UEFA’s sliding scale of sanctions put racism on the pitch at the very top of the ladder, and I have no problem with that. Racism is a scourge on football and Kudela’s act was bilious and cowardly and deserves a harsh sentence.

He also takes away from this damnation.

An article I read earlier in the week, whilst researching something else, has Alexander Tonev amongst the worst signings at Celtic in the last 20 years, and the writer says “no need to explain why.”

That’s the level of odium that this guy will have attached to him forevermore, like all those accused of it.

(Unless you’re the Duke of Edinburgh, in which case all of Scottish football stands in silent respect to you. Like I said, I don’t pretend to understand how people arrive at these decisions.)

Tam McManus is the first out of the gate to attack UEFA’s verdict saying that the player should have been banned for a year. Earlier in the week he tweeted his anger at the suggestion that Kamara could get a five match ban from UEFA for settling the matter himself.

McManus clearly has no problem with players acting as lynch mobs, which makes anything else he has to say on this completely ridiculous.

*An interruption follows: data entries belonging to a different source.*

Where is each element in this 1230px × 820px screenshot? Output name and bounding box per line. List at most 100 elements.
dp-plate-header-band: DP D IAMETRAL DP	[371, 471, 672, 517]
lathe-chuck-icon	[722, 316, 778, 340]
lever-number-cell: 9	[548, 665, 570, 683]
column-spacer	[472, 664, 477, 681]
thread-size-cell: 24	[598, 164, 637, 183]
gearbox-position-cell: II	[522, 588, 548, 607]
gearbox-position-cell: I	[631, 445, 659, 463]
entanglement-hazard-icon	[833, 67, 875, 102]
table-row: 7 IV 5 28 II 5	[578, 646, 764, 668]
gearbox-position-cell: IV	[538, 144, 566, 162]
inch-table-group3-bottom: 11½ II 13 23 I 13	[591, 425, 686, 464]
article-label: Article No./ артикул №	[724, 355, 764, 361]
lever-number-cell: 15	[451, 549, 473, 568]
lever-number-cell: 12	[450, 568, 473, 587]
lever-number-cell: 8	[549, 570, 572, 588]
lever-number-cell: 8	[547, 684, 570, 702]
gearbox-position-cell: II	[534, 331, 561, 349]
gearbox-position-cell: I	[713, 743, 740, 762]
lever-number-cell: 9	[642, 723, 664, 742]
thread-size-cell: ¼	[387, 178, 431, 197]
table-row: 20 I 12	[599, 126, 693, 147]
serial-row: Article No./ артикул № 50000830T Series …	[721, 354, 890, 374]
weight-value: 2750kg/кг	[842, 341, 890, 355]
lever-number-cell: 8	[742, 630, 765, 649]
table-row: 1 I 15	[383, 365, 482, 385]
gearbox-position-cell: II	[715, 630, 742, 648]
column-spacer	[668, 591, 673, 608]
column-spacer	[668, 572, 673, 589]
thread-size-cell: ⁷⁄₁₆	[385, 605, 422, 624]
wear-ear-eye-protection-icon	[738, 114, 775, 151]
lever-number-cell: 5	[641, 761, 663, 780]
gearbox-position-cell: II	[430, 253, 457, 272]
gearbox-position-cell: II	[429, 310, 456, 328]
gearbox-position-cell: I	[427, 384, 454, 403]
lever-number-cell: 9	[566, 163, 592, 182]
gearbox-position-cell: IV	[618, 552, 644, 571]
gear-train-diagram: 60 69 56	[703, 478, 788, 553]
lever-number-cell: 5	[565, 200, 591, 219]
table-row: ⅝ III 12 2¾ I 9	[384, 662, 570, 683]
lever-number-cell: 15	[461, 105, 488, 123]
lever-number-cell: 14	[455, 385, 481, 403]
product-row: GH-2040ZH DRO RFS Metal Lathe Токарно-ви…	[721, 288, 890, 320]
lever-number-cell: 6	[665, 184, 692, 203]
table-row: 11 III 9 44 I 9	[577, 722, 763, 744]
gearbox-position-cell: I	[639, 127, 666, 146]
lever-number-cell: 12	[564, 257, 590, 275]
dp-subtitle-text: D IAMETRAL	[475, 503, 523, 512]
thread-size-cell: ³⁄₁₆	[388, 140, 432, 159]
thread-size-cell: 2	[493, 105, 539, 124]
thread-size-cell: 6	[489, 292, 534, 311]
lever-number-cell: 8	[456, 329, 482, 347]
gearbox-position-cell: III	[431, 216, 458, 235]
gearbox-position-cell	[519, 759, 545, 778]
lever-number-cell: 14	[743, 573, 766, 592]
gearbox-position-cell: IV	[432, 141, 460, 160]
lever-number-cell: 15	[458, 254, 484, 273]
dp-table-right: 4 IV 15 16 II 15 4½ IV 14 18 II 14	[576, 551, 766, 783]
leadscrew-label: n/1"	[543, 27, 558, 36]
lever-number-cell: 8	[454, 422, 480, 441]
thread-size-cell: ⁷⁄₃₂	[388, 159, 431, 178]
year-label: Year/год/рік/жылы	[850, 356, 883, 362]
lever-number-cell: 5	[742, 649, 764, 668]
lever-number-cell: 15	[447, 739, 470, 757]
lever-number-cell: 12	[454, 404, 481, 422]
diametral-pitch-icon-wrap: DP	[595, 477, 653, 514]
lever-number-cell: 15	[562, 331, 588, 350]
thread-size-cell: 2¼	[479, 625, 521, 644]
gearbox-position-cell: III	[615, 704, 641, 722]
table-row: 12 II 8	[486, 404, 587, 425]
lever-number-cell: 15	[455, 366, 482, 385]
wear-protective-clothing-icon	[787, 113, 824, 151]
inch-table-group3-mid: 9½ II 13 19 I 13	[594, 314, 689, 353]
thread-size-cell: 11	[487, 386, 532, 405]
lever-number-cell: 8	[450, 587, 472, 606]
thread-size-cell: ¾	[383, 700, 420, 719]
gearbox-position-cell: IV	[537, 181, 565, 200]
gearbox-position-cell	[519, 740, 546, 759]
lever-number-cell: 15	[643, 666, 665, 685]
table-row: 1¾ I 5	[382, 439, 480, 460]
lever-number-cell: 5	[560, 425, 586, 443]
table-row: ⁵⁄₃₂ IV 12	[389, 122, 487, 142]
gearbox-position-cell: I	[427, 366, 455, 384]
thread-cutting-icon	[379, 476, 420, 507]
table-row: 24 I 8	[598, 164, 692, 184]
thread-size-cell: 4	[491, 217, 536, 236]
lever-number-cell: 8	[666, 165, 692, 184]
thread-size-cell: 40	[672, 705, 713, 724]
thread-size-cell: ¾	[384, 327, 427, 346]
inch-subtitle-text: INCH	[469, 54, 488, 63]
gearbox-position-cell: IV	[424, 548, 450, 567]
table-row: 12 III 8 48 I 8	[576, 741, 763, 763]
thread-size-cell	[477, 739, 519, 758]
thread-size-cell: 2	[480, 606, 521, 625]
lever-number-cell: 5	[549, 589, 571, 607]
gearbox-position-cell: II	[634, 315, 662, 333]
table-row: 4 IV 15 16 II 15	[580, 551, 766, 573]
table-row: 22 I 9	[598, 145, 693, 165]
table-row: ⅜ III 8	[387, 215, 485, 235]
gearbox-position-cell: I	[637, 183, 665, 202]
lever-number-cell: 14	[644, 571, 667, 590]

But he won’t be the only one.

UEFA has done what it is empowered to do.

Yet none of the three players has faced the maximum possible sanction.

They’ve stopped short of overkill.

They have behaved proportionately.

I think they’ve got it right.

Kudela’s ban will include matches in the Euros; he’s not going to play in the Euros as a result.

Kamara’s are limited to UEFA “club competitions” which rules him out of the Champions League qualifiers next season.

UEFA are damned if they do and damned if they don’t here.

The Ibrox club is almost certain to release a moon-howling press release where they play the victim card for all it’s worth.

They will be joined by a chorus of idiot voices from all across the spectrum who will propose draconian nonsense such as kicking Slavia out of Europe for the renegade actions of one footballer.

But as has been clear from the start, there are three separate verdicts from three separate acts.

Kudela has the ten game ban.

A kung-fu assault on Slavia’s keeper and Kamara’s Charles Bronson act of vigilante justice don’t draw that sentence when you combine them together … so what someone says is judged more harshly than what two other footballers have done.

You can raise your hands and raise your boots and commit what UEFA describes as “assault” and cop a lesser punishment.

And it is right that this be the case.

So do not listen to anyone who says that this is an outrage or a miscarriage of justice or that Ibrox has been hard done by here, because UEFA has done this right, and so none of that is true.